“Who hath gone?” mumbled Tommy, sitting up.

“The Gipsies,” answered Harriet.

“They must have left in a great hurry, for some reason,” suggested the guardian. “I don’t understand it. Nor do I understand how they managed to slip away so quietly.”

The wagon tracks were plainly outlined in the soft earth and the remnants of the campfire were there, but that was all. Yet it was not all. As Harriet sought to draw on her shoe she felt something hard in the toe. Groping in the shoe with her fingers she drew forth a tightly wrapped paper. Opening this she found a tiny brass triangle. On it were crudely cut several strange characters.

“How curious,” breathed Harriet. “But how did it get in my shoe?” she wondered.

“Look on the wrapping paper,” suggested Miss Elting.

Harriet did so.

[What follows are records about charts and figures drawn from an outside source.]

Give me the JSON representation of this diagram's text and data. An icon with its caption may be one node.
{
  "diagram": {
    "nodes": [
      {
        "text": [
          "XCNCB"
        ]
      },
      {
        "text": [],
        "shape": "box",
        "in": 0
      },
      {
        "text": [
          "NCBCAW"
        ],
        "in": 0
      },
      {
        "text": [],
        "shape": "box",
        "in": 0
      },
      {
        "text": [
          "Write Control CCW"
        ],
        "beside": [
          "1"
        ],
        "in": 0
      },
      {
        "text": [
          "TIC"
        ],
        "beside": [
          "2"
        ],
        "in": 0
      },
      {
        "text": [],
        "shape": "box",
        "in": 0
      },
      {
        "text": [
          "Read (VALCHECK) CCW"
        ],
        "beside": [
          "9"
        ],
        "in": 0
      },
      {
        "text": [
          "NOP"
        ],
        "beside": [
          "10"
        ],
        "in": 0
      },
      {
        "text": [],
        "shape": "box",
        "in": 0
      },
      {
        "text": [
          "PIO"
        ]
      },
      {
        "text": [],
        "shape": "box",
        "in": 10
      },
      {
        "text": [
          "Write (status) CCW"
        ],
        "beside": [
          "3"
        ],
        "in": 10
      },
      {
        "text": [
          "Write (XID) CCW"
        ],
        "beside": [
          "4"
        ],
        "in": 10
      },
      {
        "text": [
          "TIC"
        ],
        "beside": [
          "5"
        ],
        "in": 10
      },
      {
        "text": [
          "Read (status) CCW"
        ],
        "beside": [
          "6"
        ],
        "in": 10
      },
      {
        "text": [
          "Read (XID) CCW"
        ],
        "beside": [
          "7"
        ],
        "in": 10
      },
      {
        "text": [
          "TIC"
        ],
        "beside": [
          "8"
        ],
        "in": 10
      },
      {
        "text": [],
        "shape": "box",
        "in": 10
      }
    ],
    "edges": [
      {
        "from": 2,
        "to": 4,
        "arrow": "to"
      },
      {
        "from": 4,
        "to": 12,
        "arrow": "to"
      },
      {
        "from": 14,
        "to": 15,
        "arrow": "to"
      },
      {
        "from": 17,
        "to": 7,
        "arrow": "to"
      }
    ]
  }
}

As she looked the puzzled expression on her face gave place to a smile.

“It is from Sybarina,” she exclaimed. “This is what she writes: ‘A charm for the Romany girl. No harm shall come to her who wears it. Happiness and prosperity shall be hers forever and always. It is the Gipsy good luck charm. Who knows but that, some day, you may wear it as a queen? Farewell until we meet again.’”

“How strange!” murmured Harriet, holding up the trinket that her companions might see.

“I wonder if it ith a charm againtht bullth?” piped Tommy.